Will composite measures be used?
Some CVEs and CVE stakeholder organizations reported provider performance on composite measures. When they were reported, composite measures were generally based on single health conditions (e.g., diabetes care, heart attack care) and used an approach based on taking the weighted average of the individual measures when calculating the composite measure score. However, some CVEs used an "all-or-none" approach to combining individual measure scores. CVE leaders observed two advantages of all-or-none composites:
- The range of between-provider variation on "all-or-none" composites was higher than the range on individual measures.
- The "all-or-none" approach was thought to be relatively easy to explain to stakeholders, including both patients and providers.
What final validity checks might improve the accuracy and acceptance of performance reports?

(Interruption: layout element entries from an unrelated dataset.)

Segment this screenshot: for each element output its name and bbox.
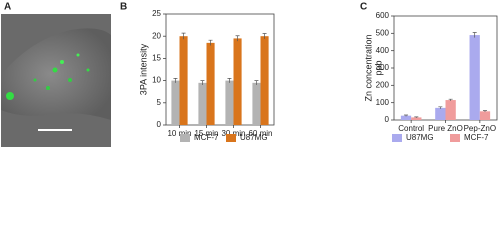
y-axis-label: Zn concentration [363, 34, 373, 101]
x-tick-label: 10 min [167, 129, 191, 138]
y-tick-label: 200 [376, 80, 390, 89]
bar [233, 38, 242, 125]
error-bar [482, 110, 487, 113]
bar [469, 35, 480, 120]
bar [260, 36, 269, 126]
bar [400, 115, 412, 120]
y-tick-label: 25 [152, 9, 161, 18]
bar [411, 117, 422, 120]
bar [225, 80, 234, 125]
error-bar [208, 39, 213, 46]
panel-label: A [4, 2, 11, 13]
error-bar [404, 114, 409, 117]
error-bar [173, 78, 178, 83]
y-tick-label: 400 [376, 46, 390, 55]
y-tick-label: 100 [376, 98, 390, 107]
error-bar [200, 80, 205, 86]
y-tick-label: 20 [152, 31, 161, 40]
bar [252, 82, 261, 125]
error-bar [181, 32, 186, 40]
error-bar [235, 35, 240, 42]
x-tick-label: Control [398, 124, 424, 133]
x-tick-label: Pure ZnO [428, 124, 463, 133]
bar [206, 42, 215, 125]
legend-swatch [226, 134, 236, 142]
bar [435, 107, 446, 120]
x-tick-label: 30 min [221, 129, 245, 138]
y-tick-label: 10 [152, 76, 161, 85]
y-tick-label: 0 [385, 115, 390, 124]
x-tick-label: 60 min [248, 129, 272, 138]
error-bar [472, 32, 477, 38]
bar [171, 80, 180, 125]
x-tick-label: 15 min [194, 129, 218, 138]
error-bar [227, 78, 232, 83]
legend-label: MCF-7 [464, 133, 489, 142]
error-bar [414, 116, 419, 118]
legend-label: U87MG [406, 133, 434, 142]
y-tick-label: 300 [376, 63, 390, 72]
plot-frame [165, 13, 275, 126]
y-tick-label: 0 [157, 120, 162, 129]
bar [445, 100, 456, 120]
legend-swatch [180, 134, 190, 142]
error-bar [438, 106, 443, 109]
micrograph [1, 14, 111, 147]
y-axis-label: 3PA intensity [138, 43, 148, 95]
y-tick-label: 15 [152, 54, 161, 63]
panel-label: B [120, 2, 127, 13]
y-axis-label: ppb [373, 60, 383, 75]
y-tick-label: 600 [376, 11, 390, 20]
error-bar [262, 33, 267, 39]
bar [198, 82, 207, 125]
legend-swatch [450, 134, 460, 142]
y-tick-label: 500 [376, 28, 390, 37]
panel-label: C [360, 2, 367, 13]
legend-swatch [392, 134, 402, 142]
error-bar [254, 80, 259, 86]
y-tick-label: 5 [157, 98, 162, 107]
legend-label: U87MG [240, 133, 268, 142]
bar [179, 36, 188, 126]
x-tick-label: Pep-ZnO [464, 124, 496, 133]
error-bar [448, 98, 453, 101]
bar [479, 111, 491, 120]
legend-label: MCF-7 [194, 133, 219, 142]
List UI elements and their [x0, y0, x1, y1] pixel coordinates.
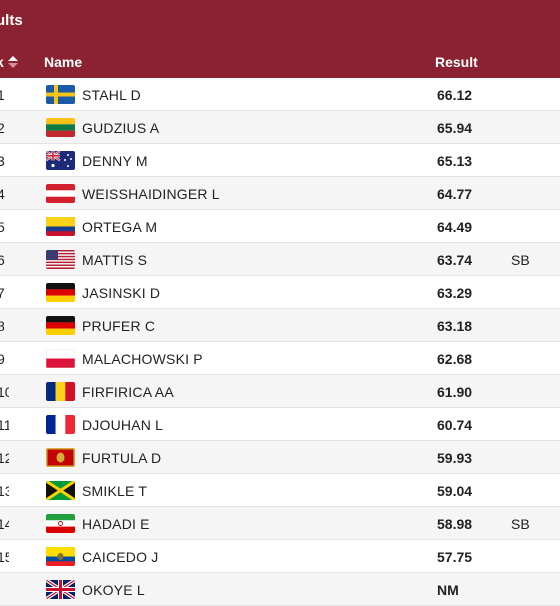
rank-cell: 1	[0, 87, 5, 103]
sort-icon[interactable]	[7, 56, 18, 68]
athlete-name[interactable]: STAHL D	[82, 87, 141, 103]
rank-cell: 6	[0, 252, 5, 268]
name-column-header[interactable]: Name	[44, 54, 83, 70]
result-value: 59.93	[437, 450, 473, 466]
jamaica-flag-icon	[46, 481, 75, 500]
result-value: 62.68	[437, 351, 473, 367]
table-header: k Name Result	[0, 42, 560, 78]
australia-flag-icon	[46, 151, 75, 170]
rank-cell: 15	[0, 549, 9, 565]
result-column-header[interactable]: Result	[435, 54, 478, 70]
colombia-flag-icon	[46, 217, 75, 236]
rank-cell: 8	[0, 318, 5, 334]
result-value: 63.74	[437, 252, 473, 268]
result-value: 61.90	[437, 384, 473, 400]
romania-flag-icon	[46, 382, 75, 401]
rank-cell: 4	[0, 186, 5, 202]
result-value: 65.94	[437, 120, 473, 136]
rank-cell: 14	[0, 516, 9, 532]
table-row[interactable]: 2 GUDZIUS A 65.94	[0, 111, 560, 144]
athlete-name[interactable]: PRUFER C	[82, 318, 156, 334]
athlete-name[interactable]: GUDZIUS A	[82, 120, 160, 136]
rank-cell: 3	[0, 153, 5, 169]
table-row[interactable]: 13 SMIKLE T 59.04	[0, 474, 560, 507]
rank-cell: 10	[0, 384, 9, 400]
table-row[interactable]: OKOYE L NM	[0, 573, 560, 606]
athlete-name[interactable]: WEISSHAIDINGER L	[82, 186, 220, 202]
table-row[interactable]: 12 FURTULA D 59.93	[0, 441, 560, 474]
great-britain-flag-icon	[46, 580, 75, 599]
ecuador-flag-icon	[46, 547, 75, 566]
result-value: 63.18	[437, 318, 473, 334]
table-row[interactable]: 1 STAHL D 66.12	[0, 78, 560, 111]
germany-flag-icon	[46, 316, 75, 335]
athlete-name[interactable]: DJOUHAN L	[82, 417, 164, 433]
result-value: 58.98	[437, 516, 473, 532]
table-row[interactable]: 10 FIRFIRICA AA 61.90	[0, 375, 560, 408]
results-table: 1 STAHL D 66.12 2 GUDZIUS A 65.94 3 DENN…	[0, 78, 560, 606]
germany-flag-icon	[46, 283, 75, 302]
athlete-name[interactable]: FIRFIRICA AA	[82, 384, 174, 400]
table-row[interactable]: 9 MALACHOWSKI P 62.68	[0, 342, 560, 375]
france-flag-icon	[46, 415, 75, 434]
athlete-name[interactable]: JASINSKI D	[82, 285, 161, 301]
result-note: SB	[511, 516, 530, 532]
athlete-name[interactable]: FURTULA D	[82, 450, 162, 466]
austria-flag-icon	[46, 184, 75, 203]
result-value: 64.77	[437, 186, 473, 202]
table-row[interactable]: 14 HADADI E 58.98 SB	[0, 507, 560, 540]
rank-cell: 13	[0, 483, 9, 499]
sweden-flag-icon	[46, 85, 75, 104]
lithuania-flag-icon	[46, 118, 75, 137]
rank-cell: 9	[0, 351, 5, 367]
table-row[interactable]: 4 WEISSHAIDINGER L 64.77	[0, 177, 560, 210]
athlete-name[interactable]: OKOYE L	[82, 582, 145, 598]
rank-cell: 11	[0, 417, 9, 433]
result-value: 65.13	[437, 153, 473, 169]
results-title-bar: ults	[0, 0, 560, 42]
result-note: SB	[511, 252, 530, 268]
results-title: ults	[0, 12, 23, 29]
iran-flag-icon	[46, 514, 75, 533]
table-row[interactable]: 11 DJOUHAN L 60.74	[0, 408, 560, 441]
usa-flag-icon	[46, 250, 75, 269]
athlete-name[interactable]: DENNY M	[82, 153, 148, 169]
result-value: 63.29	[437, 285, 473, 301]
table-row[interactable]: 7 JASINSKI D 63.29	[0, 276, 560, 309]
rank-header-label: k	[0, 54, 4, 70]
table-row[interactable]: 6 MATTIS S 63.74 SB	[0, 243, 560, 276]
result-value: NM	[437, 582, 459, 598]
rank-cell: 7	[0, 285, 5, 301]
table-row[interactable]: 3 DENNY M 65.13	[0, 144, 560, 177]
result-value: 60.74	[437, 417, 473, 433]
rank-cell: 12	[0, 450, 9, 466]
montenegro-flag-icon	[46, 448, 75, 467]
table-row[interactable]: 8 PRUFER C 63.18	[0, 309, 560, 342]
athlete-name[interactable]: HADADI E	[82, 516, 150, 532]
athlete-name[interactable]: ORTEGA M	[82, 219, 158, 235]
athlete-name[interactable]: MATTIS S	[82, 252, 148, 268]
athlete-name[interactable]: SMIKLE T	[82, 483, 148, 499]
rank-column-header[interactable]: k	[0, 54, 18, 70]
result-value: 64.49	[437, 219, 473, 235]
rank-cell: 2	[0, 120, 5, 136]
result-value: 57.75	[437, 549, 473, 565]
poland-flag-icon	[46, 349, 75, 368]
result-value: 59.04	[437, 483, 473, 499]
table-row[interactable]: 5 ORTEGA M 64.49	[0, 210, 560, 243]
athlete-name[interactable]: MALACHOWSKI P	[82, 351, 203, 367]
rank-cell: 5	[0, 219, 5, 235]
athlete-name[interactable]: CAICEDO J	[82, 549, 159, 565]
result-value: 66.12	[437, 87, 473, 103]
table-row[interactable]: 15 CAICEDO J 57.75	[0, 540, 560, 573]
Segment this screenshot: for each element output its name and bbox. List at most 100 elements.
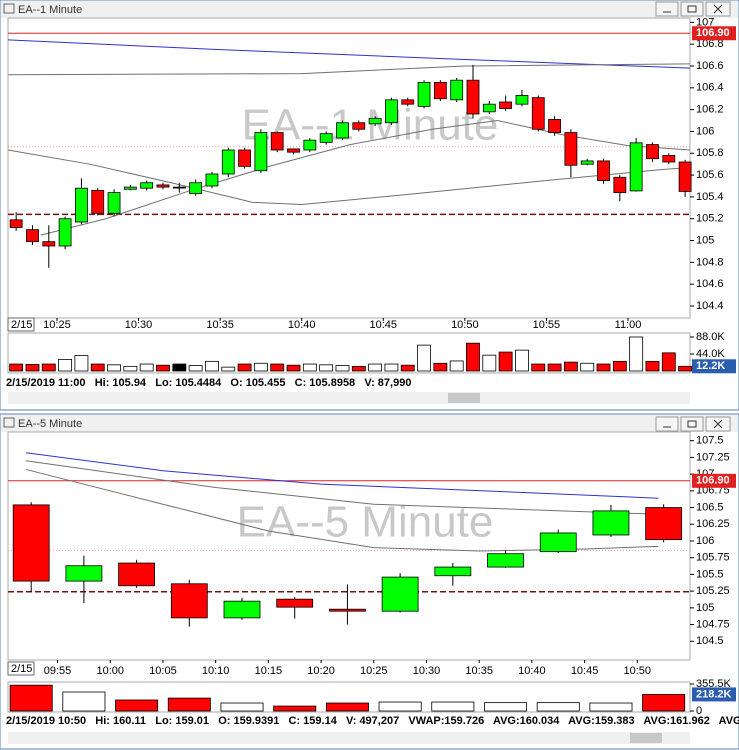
window-buttons[interactable] [655, 1, 731, 17]
volume-bar [531, 363, 546, 372]
candle-body [189, 182, 203, 195]
y-tick-label: 88.0K [696, 331, 725, 343]
indicator-line [25, 452, 659, 499]
candle-body [564, 132, 578, 166]
y-tick-label: 106.2 [696, 104, 724, 116]
candle-body [548, 119, 561, 133]
indicator-line [7, 149, 691, 206]
plot-frame [7, 431, 691, 661]
y-tick-label: 104.6 [696, 278, 724, 290]
volume-bar [139, 363, 154, 372]
volume-bar [237, 363, 252, 372]
price-tag [692, 473, 736, 488]
price-tag-label: 106.90 [696, 27, 730, 39]
maximize-button[interactable] [680, 416, 704, 432]
date-label: 2/15 [11, 663, 32, 675]
volume-bar [384, 363, 399, 372]
volume-bar [580, 362, 595, 372]
volume-bar [220, 702, 264, 712]
volume-bar [156, 364, 170, 372]
status-bar: 2/15/2019 10:50 Hi: 160.11 Lo: 159.01 O:… [6, 715, 739, 727]
y-tick-label: 107 [696, 16, 714, 28]
candle-body [26, 229, 39, 243]
x-tick-label: 11:00 [615, 319, 642, 331]
volume-bar [167, 697, 211, 712]
x-tick-label: 10:55 [533, 319, 561, 331]
volume-tag-label: 218.2K [696, 688, 732, 700]
x-tick-label: 10:40 [288, 319, 316, 331]
minimize-button[interactable] [655, 1, 679, 17]
volume-bar [74, 355, 89, 372]
watermark: EA--1 Minute [242, 101, 499, 150]
candle-body [368, 117, 382, 125]
candle-body [417, 81, 431, 107]
x-tick-label: 10:25 [43, 319, 71, 331]
volume-bar [563, 361, 578, 372]
volume-bar [58, 359, 73, 372]
date-box [7, 317, 35, 332]
candle-body [646, 144, 659, 160]
volume-bar [9, 684, 53, 712]
y-tick-label: 105.6 [696, 169, 724, 181]
icon [687, 5, 697, 13]
x-tick-label: 10:30 [413, 665, 441, 677]
candle-body [499, 101, 513, 109]
candle-body [401, 99, 415, 105]
y-tick-label: 355.5K [696, 678, 732, 690]
x-tick-label: 10:25 [360, 665, 388, 677]
candle-body [303, 139, 317, 151]
candle-body [42, 241, 56, 247]
scrollbar[interactable] [8, 732, 690, 744]
indicator-line [7, 39, 691, 69]
y-tick-label: 105 [696, 602, 714, 614]
y-tick-label: 104.8 [696, 256, 724, 268]
candle-body [254, 132, 268, 172]
candle-body [319, 133, 333, 143]
scrollbar[interactable] [8, 392, 690, 404]
x-tick-label: 10:30 [125, 319, 153, 331]
candle-body [433, 81, 447, 100]
volume-bar [270, 363, 285, 372]
y-tick-label: 106.5 [696, 501, 724, 513]
y-tick-label: 106.6 [696, 60, 724, 72]
y-tick-label: 107.25 [696, 451, 730, 463]
candle-body [172, 186, 186, 189]
candle-body [12, 504, 50, 582]
volume-bar [188, 365, 203, 372]
watermark: EA--5 Minute [237, 498, 494, 547]
candle-body [75, 187, 88, 223]
candle-body [450, 79, 464, 101]
candle-body [678, 161, 692, 192]
x-tick-label: 10:35 [206, 319, 234, 331]
candle-body [531, 97, 545, 130]
date-label: 2/15 [11, 319, 32, 331]
minimize-button[interactable] [655, 416, 679, 432]
volume-bar [642, 694, 686, 712]
maximize-button[interactable] [680, 1, 704, 17]
candle-body [140, 182, 154, 189]
volume-bar [90, 363, 105, 372]
candle-body [9, 219, 23, 228]
volume-bar [335, 365, 350, 372]
volume-bar [273, 705, 317, 712]
x-tick-label: 09:55 [44, 665, 72, 677]
icon [713, 419, 723, 429]
y-tick-label: 106.8 [696, 38, 724, 50]
volume-bar [9, 363, 24, 372]
x-tick-label: 10:00 [96, 665, 124, 677]
icon [687, 420, 697, 428]
window-title: EA--5 Minute [18, 418, 82, 430]
candle-body [238, 149, 251, 167]
scroll-thumb[interactable] [448, 393, 480, 403]
volume-bar [547, 363, 562, 372]
volume-bar [433, 362, 448, 372]
scroll-thumb[interactable] [630, 733, 662, 743]
candle-body [597, 160, 610, 181]
window-buttons[interactable] [655, 416, 731, 432]
volume-bar [645, 360, 660, 372]
candle-body [270, 132, 284, 151]
window-icon [3, 3, 15, 14]
window-icon [3, 417, 15, 428]
candle-body [336, 122, 349, 139]
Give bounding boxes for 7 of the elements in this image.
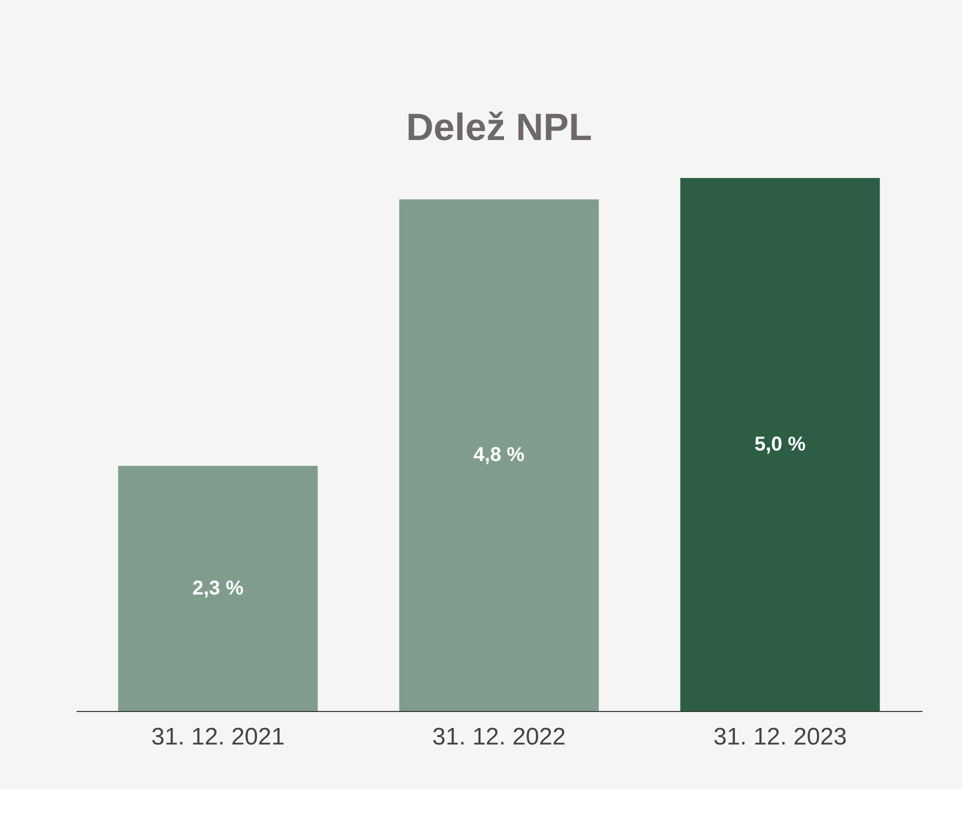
data-label: 5,0 % — [754, 434, 806, 456]
x-tick-label: 31. 12. 2022 — [432, 724, 566, 750]
data-label: 4,8 % — [473, 444, 525, 466]
data-label: 2,3 % — [192, 577, 244, 600]
chart-title: Delež NPL — [406, 107, 592, 149]
x-tick-label: 31. 12. 2021 — [151, 724, 285, 750]
x-tick-label: 31. 12. 2023 — [713, 724, 847, 750]
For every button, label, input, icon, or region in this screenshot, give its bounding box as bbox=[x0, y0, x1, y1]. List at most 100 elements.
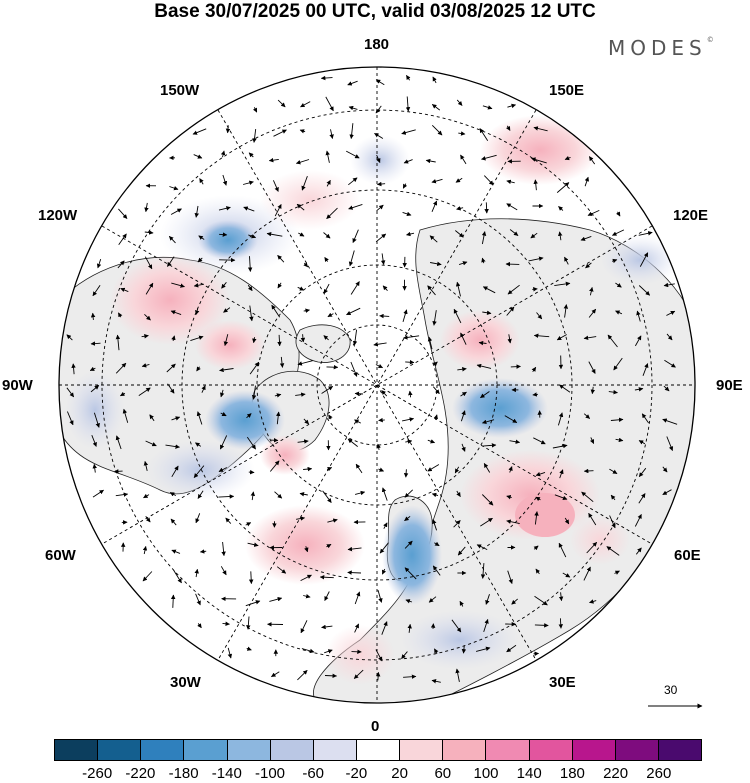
wind-vector bbox=[115, 492, 129, 497]
wind-vector bbox=[608, 389, 618, 395]
wind-vector bbox=[321, 624, 333, 630]
wind-vector bbox=[321, 386, 334, 394]
wind-vector bbox=[120, 287, 129, 293]
lon-label-60w: 60W bbox=[45, 547, 76, 564]
wind-vector bbox=[322, 490, 332, 503]
wind-vector bbox=[460, 391, 467, 397]
wind-vector bbox=[589, 437, 595, 445]
wind-vector bbox=[506, 495, 512, 500]
wind-vector bbox=[193, 283, 204, 288]
wind-vector bbox=[458, 261, 468, 266]
blue-anomaly-east-asia bbox=[600, 235, 680, 285]
wind-vector bbox=[583, 468, 594, 474]
wind-vector bbox=[354, 419, 362, 424]
wind-vector bbox=[532, 392, 538, 397]
wind-vector bbox=[404, 567, 417, 580]
wind-vector bbox=[504, 415, 518, 423]
wind-vector bbox=[274, 491, 283, 499]
wind-vector bbox=[142, 545, 148, 555]
wind-vector bbox=[248, 152, 254, 158]
wind-vector bbox=[251, 385, 257, 400]
lon-label-90e: 90E bbox=[716, 377, 743, 394]
wind-vector bbox=[303, 594, 311, 599]
wind-vector bbox=[375, 105, 382, 114]
wind-vector bbox=[323, 232, 331, 239]
wind-vector bbox=[454, 466, 460, 474]
wind-vector bbox=[456, 490, 461, 497]
wind-vector bbox=[461, 645, 467, 654]
wind-vector bbox=[564, 155, 571, 161]
wind-vector bbox=[223, 334, 229, 347]
wind-vector bbox=[122, 408, 129, 423]
wind-vector bbox=[586, 541, 598, 554]
wind-vector bbox=[170, 208, 182, 215]
wind-vector bbox=[616, 211, 621, 217]
wind-vector bbox=[531, 157, 547, 164]
lon-label-60e: 60E bbox=[674, 547, 701, 564]
wind-vector bbox=[245, 522, 252, 527]
colorbar-swatch bbox=[443, 740, 487, 760]
wind-vector bbox=[272, 180, 279, 192]
map-border bbox=[58, 66, 696, 704]
wind-vector bbox=[144, 313, 151, 321]
colorbar-swatch bbox=[486, 740, 530, 760]
wind-vector bbox=[168, 235, 176, 244]
wind-vector bbox=[225, 125, 231, 134]
colorbar-swatch bbox=[227, 740, 271, 760]
wind-vector bbox=[583, 413, 591, 419]
meridian-30 bbox=[217, 109, 537, 661]
red-anomaly-alaska bbox=[110, 255, 230, 345]
wind-vector bbox=[583, 566, 591, 581]
wind-vector bbox=[615, 282, 622, 288]
map-disk bbox=[59, 67, 695, 703]
colorbar-swatch bbox=[98, 740, 142, 760]
wind-vector bbox=[93, 412, 100, 428]
wind-vector bbox=[509, 229, 519, 236]
wind-vector bbox=[381, 390, 388, 397]
wind-vector bbox=[222, 621, 230, 626]
wind-vector bbox=[610, 494, 616, 501]
wind-vector bbox=[382, 285, 388, 292]
wind-vector bbox=[91, 435, 97, 447]
wind-vector bbox=[480, 391, 490, 399]
wind-vector bbox=[457, 546, 466, 556]
colorbar-swatch bbox=[529, 740, 573, 760]
wind-vector bbox=[509, 439, 521, 444]
wind-vector bbox=[453, 308, 462, 324]
wind-vector bbox=[402, 183, 408, 189]
wind-vector bbox=[115, 334, 121, 351]
colorbar-tick-label: 140 bbox=[516, 765, 542, 782]
wind-vector bbox=[326, 179, 331, 187]
wind-vector bbox=[325, 150, 330, 163]
wind-vector bbox=[326, 543, 332, 549]
wind-vector bbox=[348, 105, 358, 111]
wind-vector bbox=[300, 334, 306, 343]
wind-vector bbox=[276, 411, 281, 425]
wind-vector bbox=[219, 367, 234, 373]
arctic-islands-land bbox=[295, 324, 351, 363]
red-anomaly-chukchi bbox=[260, 170, 360, 230]
wind-vector bbox=[118, 208, 128, 219]
wind-vector bbox=[170, 518, 177, 526]
meridian-120 bbox=[101, 225, 653, 545]
wind-vector bbox=[533, 179, 538, 191]
wind-vector bbox=[636, 310, 641, 322]
wind-vector bbox=[274, 393, 282, 398]
wind-vector bbox=[269, 596, 283, 602]
wind-vector bbox=[431, 104, 441, 111]
wind-vector bbox=[506, 203, 518, 211]
wind-vector bbox=[324, 673, 338, 679]
wind-vector bbox=[354, 591, 361, 605]
wind-vector bbox=[558, 618, 564, 629]
wind-vector bbox=[195, 513, 201, 524]
wind-vector bbox=[408, 390, 413, 398]
wind-vector bbox=[484, 202, 489, 214]
wind-vector bbox=[534, 595, 548, 606]
wind-vector bbox=[273, 129, 287, 137]
wind-vector bbox=[166, 363, 176, 373]
wind-vector bbox=[171, 465, 179, 478]
wind-vector bbox=[607, 334, 618, 348]
wind-vector bbox=[143, 460, 149, 472]
wind-vector bbox=[404, 489, 414, 498]
colorbar-tick-label: -180 bbox=[168, 765, 199, 782]
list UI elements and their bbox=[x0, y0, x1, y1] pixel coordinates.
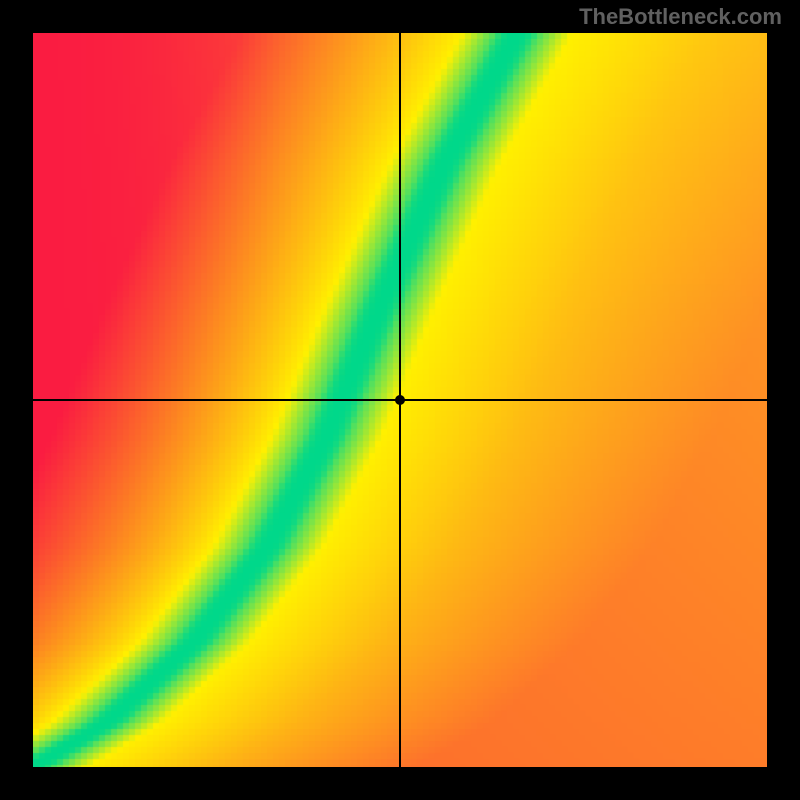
watermark-text: TheBottleneck.com bbox=[579, 4, 782, 30]
crosshair-center-dot bbox=[395, 395, 405, 405]
chart-container: TheBottleneck.com bbox=[0, 0, 800, 800]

In general, CVEs and CVE stakeholder organizations described making final validity checks with the assistance of health care providers. These validity checks included giving providers a confidential preview of their performance results, which, in some cases, included patient-by-patient performance data. With these previews, providers could correct or appeal their performance results in some cases or, in other cases, opt out of a single round of public reporting to either correct problems with their data or improve their performance.